Pero los no lugares son
la medida de la época, medida cuantificable y que se podría hacer adicionando,
después de hacer algunas conversiones entre superficie, volumen y distancia,
las vías aéreas, ferroviarias, las autopistas y los habitáculos móviles llamados
“medios de transporte” (aviones, trenes, automóviles), los aeropuertos y
estaciones ferroviarias, las estaciones aeroespaciales, las grandes cadenas
hoteleras, los parques de recreo, los supermercados, la madeja compleja, en
fin, de las redes de cables o sin hilos que movilizan el espacio extraterrestre
a los fines de una comunicación tan extraña que a menudo no pone en contacto al
individuo más que con otra imagen de sí mismo.
Los no lugares.

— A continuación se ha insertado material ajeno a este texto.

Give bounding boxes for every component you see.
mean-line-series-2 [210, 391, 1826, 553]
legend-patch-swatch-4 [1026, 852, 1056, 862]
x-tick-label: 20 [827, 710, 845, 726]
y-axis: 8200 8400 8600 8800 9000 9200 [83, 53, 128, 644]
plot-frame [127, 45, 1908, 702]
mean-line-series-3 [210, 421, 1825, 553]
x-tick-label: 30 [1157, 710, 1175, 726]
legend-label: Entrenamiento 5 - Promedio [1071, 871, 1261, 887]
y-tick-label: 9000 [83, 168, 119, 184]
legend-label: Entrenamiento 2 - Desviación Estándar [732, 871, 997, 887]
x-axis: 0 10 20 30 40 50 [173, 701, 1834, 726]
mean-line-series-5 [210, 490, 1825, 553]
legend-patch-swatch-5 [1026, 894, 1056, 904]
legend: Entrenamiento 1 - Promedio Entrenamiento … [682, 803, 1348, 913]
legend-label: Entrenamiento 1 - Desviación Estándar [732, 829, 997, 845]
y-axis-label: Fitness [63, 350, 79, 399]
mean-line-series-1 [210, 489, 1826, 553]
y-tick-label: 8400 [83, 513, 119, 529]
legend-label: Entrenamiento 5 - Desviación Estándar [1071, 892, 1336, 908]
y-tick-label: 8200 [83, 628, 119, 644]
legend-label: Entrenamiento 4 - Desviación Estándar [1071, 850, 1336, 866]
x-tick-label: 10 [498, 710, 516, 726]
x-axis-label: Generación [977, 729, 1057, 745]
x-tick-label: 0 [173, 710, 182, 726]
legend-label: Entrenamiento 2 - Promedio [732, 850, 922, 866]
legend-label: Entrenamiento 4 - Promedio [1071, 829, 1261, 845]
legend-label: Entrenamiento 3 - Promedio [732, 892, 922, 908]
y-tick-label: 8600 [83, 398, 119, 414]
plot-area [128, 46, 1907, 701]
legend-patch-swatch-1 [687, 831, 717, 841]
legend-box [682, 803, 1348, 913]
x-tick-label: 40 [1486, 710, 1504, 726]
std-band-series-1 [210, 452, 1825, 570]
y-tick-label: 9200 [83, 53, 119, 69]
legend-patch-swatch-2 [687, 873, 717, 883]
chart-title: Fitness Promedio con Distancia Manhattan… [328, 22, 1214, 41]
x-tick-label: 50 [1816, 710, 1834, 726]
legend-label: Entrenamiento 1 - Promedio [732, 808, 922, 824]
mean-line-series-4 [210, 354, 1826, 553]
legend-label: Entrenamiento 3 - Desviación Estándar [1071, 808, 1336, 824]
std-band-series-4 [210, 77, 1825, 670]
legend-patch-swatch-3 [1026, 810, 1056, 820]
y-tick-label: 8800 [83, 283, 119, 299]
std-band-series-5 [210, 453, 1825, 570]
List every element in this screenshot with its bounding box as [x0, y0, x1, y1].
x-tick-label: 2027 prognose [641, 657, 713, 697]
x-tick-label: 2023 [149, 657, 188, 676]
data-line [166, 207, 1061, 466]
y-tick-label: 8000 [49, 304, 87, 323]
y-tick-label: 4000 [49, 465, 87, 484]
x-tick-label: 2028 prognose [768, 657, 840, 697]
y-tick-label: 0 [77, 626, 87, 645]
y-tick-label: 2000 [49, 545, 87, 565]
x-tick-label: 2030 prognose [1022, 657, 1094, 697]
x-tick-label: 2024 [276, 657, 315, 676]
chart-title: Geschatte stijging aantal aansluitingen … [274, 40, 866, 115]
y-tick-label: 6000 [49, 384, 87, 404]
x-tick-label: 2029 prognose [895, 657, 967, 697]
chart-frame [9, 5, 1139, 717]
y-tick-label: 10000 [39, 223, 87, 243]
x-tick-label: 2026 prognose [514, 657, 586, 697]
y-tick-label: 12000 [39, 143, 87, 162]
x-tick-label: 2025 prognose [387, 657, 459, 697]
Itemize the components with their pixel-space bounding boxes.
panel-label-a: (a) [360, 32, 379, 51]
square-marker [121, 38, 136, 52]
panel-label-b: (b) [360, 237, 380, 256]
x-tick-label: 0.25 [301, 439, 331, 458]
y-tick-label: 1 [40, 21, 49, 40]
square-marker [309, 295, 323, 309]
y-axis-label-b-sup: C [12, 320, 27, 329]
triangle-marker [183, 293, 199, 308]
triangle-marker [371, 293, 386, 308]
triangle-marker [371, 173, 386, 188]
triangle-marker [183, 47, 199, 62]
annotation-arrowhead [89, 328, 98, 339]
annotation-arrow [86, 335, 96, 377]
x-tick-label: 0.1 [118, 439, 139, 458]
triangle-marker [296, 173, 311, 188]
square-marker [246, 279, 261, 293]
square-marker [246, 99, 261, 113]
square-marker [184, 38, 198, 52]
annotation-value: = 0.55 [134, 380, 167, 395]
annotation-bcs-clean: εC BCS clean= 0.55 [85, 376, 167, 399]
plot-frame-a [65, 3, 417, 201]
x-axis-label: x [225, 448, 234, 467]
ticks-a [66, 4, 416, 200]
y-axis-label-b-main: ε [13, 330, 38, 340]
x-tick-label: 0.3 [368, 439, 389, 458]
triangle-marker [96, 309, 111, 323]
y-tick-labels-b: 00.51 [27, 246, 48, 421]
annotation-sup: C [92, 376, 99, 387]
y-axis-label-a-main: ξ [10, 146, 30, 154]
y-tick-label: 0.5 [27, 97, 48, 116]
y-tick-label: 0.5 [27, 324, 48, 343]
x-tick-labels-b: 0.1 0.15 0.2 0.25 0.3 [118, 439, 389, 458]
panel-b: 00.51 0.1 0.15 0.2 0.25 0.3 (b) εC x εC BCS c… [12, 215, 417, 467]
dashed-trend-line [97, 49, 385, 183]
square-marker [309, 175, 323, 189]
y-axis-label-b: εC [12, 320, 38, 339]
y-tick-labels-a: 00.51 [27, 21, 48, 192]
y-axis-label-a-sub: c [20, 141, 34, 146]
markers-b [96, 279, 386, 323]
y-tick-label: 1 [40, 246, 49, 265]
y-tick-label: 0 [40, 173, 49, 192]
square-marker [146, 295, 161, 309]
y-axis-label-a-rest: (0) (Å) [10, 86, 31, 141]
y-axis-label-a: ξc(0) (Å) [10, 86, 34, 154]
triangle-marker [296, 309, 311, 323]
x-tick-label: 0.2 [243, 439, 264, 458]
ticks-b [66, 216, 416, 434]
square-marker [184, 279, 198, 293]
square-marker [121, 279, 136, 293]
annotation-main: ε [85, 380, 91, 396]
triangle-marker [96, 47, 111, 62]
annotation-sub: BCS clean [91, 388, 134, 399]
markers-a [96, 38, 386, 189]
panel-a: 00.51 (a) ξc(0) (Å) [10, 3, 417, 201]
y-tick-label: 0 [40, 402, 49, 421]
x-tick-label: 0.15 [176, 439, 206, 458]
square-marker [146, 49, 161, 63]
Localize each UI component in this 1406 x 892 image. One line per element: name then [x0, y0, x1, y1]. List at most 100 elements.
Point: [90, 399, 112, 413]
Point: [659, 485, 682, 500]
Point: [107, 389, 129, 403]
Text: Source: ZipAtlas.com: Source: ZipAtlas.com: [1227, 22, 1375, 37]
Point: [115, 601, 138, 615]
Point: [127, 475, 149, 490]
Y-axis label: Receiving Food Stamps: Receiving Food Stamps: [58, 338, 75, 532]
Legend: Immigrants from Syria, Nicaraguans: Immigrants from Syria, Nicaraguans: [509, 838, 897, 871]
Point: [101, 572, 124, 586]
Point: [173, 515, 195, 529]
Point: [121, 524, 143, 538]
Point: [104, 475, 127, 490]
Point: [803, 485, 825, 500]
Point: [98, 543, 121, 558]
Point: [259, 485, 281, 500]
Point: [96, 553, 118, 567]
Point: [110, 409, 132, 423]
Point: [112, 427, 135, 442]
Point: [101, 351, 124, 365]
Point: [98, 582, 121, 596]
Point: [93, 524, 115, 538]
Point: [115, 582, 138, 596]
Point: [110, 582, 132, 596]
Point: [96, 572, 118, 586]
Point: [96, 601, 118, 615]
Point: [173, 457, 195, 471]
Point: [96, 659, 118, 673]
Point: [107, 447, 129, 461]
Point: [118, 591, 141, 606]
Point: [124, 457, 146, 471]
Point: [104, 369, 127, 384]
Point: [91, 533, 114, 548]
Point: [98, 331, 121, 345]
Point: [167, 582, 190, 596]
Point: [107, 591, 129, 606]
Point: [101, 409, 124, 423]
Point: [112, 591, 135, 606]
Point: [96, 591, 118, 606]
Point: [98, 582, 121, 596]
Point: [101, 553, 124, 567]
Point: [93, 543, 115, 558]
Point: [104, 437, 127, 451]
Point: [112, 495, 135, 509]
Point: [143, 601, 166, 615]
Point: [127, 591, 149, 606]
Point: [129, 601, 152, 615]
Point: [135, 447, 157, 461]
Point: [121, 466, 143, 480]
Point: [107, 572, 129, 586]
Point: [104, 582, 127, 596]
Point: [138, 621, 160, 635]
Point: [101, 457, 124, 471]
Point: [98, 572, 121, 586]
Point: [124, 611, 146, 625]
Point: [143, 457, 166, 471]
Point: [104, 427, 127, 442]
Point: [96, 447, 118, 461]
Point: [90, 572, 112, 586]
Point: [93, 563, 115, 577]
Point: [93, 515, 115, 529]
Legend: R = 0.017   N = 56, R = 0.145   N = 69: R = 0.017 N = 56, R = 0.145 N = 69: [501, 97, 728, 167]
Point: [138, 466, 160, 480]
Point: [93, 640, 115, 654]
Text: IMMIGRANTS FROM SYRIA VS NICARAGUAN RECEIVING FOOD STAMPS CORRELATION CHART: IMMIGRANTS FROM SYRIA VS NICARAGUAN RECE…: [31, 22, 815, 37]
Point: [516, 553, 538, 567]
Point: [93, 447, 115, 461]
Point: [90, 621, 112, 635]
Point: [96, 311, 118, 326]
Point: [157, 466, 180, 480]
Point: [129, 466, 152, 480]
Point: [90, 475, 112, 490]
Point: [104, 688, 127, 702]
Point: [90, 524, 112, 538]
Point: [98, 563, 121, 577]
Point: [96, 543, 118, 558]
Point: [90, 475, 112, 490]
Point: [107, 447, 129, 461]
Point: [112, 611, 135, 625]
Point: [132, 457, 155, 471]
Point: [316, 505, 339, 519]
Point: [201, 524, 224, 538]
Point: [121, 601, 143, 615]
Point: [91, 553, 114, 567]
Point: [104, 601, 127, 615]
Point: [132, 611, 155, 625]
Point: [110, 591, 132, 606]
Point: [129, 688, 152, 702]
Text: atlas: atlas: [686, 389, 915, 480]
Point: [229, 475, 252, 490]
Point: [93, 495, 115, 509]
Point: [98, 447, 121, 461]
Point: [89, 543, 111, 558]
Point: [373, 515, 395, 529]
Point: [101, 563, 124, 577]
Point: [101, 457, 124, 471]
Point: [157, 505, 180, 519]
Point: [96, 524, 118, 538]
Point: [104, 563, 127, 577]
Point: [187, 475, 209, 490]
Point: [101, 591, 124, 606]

Espacios
del anonimato de Marc
Augé apareció en 1992 y desde entonces ha sido citado -sospecho que sin leerlo-
sistemáticamente por melancólicos altermundistas que aborrecen de los nuevos
espacios de tránsito humano y mercantil que se reproducen miméticamente y en
serie por todo el globo.
El
“no lugar” del que habla Augé es síntoma de la "sobremodernidad". O sea,
nuestro tiempo, que está caracterizado por las tres figuras del exceso: la
superabundancia de acontecimientos, la superabundancia espacial y la individualidad
de las referencias. Vivimos mucho más tiempo y más conscientes de lo que
sucede; el planeta es accesible en su práctica totalidad y el capitalismo se ha
encargado de arrasar con los vínculos sociales tradicionales, erigiendo al “yo”
como referente único.
En
este exceso se han reproducido todos estos espacios apátridas, sin memoria ni
historia, anónimos, en los que de entrada sabemos que no nos quedaremos porque
estamos en continuo movimiento, el enraizamiento es imposible.
Esto,
dicen los citados melancólicos altermundistas, es malo. Pero ¿quién ha dicho
que queramos quedarnos?¿para qué necesitamos que el espacio nos imponga una
identidad?
Situémonos
en Las Ventas de Madrid cuando empieza la temporada de toros. La castiza plaza
por la que caminamos y los horripilantes edificios de ladrillos con toldos
verdes que la rodean son la quintaescencia de lo local, miles de españoles
acuden joviales a ver cómo se descuartiza vivo a un animal, hay sensación de
comunidad y trajes folclóricos, familias exhibiendo bandera, se venden dulces
típicos… estamos en el superlugar, el lugar intransferible, la autenticidad
local que resiste a la globalización, los numantinos frente al Imperio. Y sin
embargo, más de cinco minutos allí y nos ahogamos ante tanta autenticidad. El
lugar-lugar es opresivo, anula al individuo; sirve como estampa turísitca, pero
no se puede habitar, es caducidad y nos degrada.
Desde
Ventas huimos al Starbucks más próximo; allí, al menos, existe la ilusión de
exilio: hay uno exactamente igual en cualquier metrópolis del mundo. Ya no
estamos atrapados porque somos globalidad. Soy yo y no nosotros.
Es
difícil asociar el duty free de un
aeropuerto con la muerte. El no lugar es vida, dinamismo y movilidad; es
descanso de las certezas, del peso de lo colectivo. Allí estamos solos, y nos
podemos reinventar sin que el contexto nos determine. La verdadera libertad
-por real y demostrable- es la individual y el no lugar su horizonte.